Nelle scorse settimane il Governo Meloni ha approvato la nuova nota di aggiornamento alla Nadef. In essa non cambiano le previsioni in valori assoluti della spesa sanitaria per il periodo dal 2022 al 2025 rispetto alla Nota licenziata dal Governo Draghi il 28 settembre scorso: 133,998 miliardi di euro per il 2022; 131,724 miliardi per il 2023; 128, 708 miliardi per il 2024 e 129,428 miliardi per il 2025.

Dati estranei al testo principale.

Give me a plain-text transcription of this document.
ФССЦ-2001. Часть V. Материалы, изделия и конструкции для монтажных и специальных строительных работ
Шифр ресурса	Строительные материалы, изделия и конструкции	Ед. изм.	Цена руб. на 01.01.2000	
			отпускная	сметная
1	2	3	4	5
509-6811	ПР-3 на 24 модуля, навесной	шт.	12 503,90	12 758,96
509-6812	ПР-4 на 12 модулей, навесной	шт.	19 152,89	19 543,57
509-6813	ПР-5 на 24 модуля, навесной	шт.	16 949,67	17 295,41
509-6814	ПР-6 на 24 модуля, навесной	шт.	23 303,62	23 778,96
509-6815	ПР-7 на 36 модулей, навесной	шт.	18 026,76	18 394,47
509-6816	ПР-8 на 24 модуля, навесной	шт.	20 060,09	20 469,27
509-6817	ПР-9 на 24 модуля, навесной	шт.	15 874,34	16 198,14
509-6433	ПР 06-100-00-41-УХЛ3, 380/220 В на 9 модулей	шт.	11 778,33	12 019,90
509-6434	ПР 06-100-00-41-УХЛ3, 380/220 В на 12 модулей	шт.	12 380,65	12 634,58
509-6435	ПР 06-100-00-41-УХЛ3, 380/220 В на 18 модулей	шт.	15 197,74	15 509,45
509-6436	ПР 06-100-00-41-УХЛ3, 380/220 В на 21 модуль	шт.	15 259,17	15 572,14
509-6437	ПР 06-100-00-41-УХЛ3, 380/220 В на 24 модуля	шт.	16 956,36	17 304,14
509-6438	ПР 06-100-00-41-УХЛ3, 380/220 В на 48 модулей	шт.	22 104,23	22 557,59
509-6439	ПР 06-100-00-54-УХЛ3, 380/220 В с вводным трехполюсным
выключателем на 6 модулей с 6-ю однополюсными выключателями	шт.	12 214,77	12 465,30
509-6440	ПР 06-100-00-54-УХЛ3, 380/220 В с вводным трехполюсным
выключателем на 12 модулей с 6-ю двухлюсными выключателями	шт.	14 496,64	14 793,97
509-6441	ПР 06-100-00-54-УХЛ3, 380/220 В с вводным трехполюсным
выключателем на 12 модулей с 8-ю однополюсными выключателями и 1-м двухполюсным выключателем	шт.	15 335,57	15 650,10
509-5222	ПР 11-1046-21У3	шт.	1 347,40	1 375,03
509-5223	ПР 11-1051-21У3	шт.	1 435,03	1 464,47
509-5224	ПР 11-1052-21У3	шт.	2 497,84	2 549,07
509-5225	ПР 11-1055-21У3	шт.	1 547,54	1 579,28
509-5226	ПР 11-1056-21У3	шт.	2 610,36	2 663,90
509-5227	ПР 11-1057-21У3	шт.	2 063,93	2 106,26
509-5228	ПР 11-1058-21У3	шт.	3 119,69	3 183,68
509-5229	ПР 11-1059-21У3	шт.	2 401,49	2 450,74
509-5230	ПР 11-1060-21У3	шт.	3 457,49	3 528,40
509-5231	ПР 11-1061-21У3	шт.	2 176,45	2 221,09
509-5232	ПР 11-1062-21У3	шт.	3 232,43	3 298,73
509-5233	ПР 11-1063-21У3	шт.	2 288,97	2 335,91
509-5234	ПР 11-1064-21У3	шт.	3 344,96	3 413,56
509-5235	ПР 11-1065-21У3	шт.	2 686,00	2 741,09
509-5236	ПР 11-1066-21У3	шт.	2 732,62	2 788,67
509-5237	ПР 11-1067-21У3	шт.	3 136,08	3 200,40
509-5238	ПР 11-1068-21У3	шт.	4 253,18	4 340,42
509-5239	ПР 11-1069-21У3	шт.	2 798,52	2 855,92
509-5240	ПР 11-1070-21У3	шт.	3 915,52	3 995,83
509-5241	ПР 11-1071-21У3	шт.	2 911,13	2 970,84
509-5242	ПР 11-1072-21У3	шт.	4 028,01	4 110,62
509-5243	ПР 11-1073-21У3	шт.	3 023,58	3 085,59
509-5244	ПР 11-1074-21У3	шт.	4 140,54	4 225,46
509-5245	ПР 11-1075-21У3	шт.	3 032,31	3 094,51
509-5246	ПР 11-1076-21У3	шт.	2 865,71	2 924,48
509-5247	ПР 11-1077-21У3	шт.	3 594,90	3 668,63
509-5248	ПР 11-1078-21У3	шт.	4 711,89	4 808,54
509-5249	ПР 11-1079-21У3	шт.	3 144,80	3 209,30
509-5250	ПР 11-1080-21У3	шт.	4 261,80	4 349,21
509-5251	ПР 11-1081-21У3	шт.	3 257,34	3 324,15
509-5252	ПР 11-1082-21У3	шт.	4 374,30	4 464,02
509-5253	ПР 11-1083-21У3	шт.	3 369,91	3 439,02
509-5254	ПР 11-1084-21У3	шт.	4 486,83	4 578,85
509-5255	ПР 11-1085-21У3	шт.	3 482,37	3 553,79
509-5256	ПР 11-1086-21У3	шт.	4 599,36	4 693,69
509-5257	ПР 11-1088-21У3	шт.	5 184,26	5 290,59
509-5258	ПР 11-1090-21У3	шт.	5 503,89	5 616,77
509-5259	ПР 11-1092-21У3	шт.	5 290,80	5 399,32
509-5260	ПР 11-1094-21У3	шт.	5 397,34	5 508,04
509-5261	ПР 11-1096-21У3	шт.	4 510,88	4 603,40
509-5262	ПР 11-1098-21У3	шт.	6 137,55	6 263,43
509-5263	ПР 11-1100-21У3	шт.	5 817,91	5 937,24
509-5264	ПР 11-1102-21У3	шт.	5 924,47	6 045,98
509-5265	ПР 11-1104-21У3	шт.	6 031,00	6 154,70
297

La nuova Nadef prevede invece un diverso andamento del Pil a legislazione vigente con le stime riviste al rialzo per il 2022, dal 3,3 per cento a 3,7 per cento, mentre quella per il 2023 è stata ridotta dallo 0,6 per cento allo 0,3 per cento. Le previsioni per i due anni successivi sono invece rimaste invariate, all’1,8 per cento e all’1,5 per cento. Queste variazioni, di conseguenza, determinano una nuova previsione dell'incidenza della spesa sanitaria sul Pil con un decremento dello 0,1%, passando così dal 7,1% della "vecchia" Nadef al 7% nel 2022, dal 6,7% al 6,6% nel 2023 e dal 6,1% al 6,0% nel 2025, mentre la stima del 2024 risulta invariata al 6,2%.

In ragioni di tali cifre, il Presidente di Farmindustria, Marcello Cattani, a margine della presentazione  della XVII edizione di Meridiano Sanità, ha espresso la preoccupazione dell’associazione delle industrie del farmaco

La nostra industria è un riferimento a livello internazionale, prima in Ue con Germania e Francia. Dobbiamo però agire su diversi fronti e definire una cabina di regia con una strategia del Paese sulla salute con la presidenza del Consiglio dei ministri, Mef, Mimit, Salute, Miur e Regioni. C’è il rischio di un sottofinanziamento del Fondo sanitario, torneremo sotto il 6% del Pil e saremo fanalino di coda in Ue. Mentre le risorse per il Ssn vanno adeguate al bisogno reale di salute che oggi va verso l’innovazione. Servono anche regole nuove soprattutto nell’accesso ai farmaci a livello nazionale e regionale. Oggi a cosa serve un prontuario regionale dopo l'ok di Ema e dell’Aifa sulla rimborsabilità?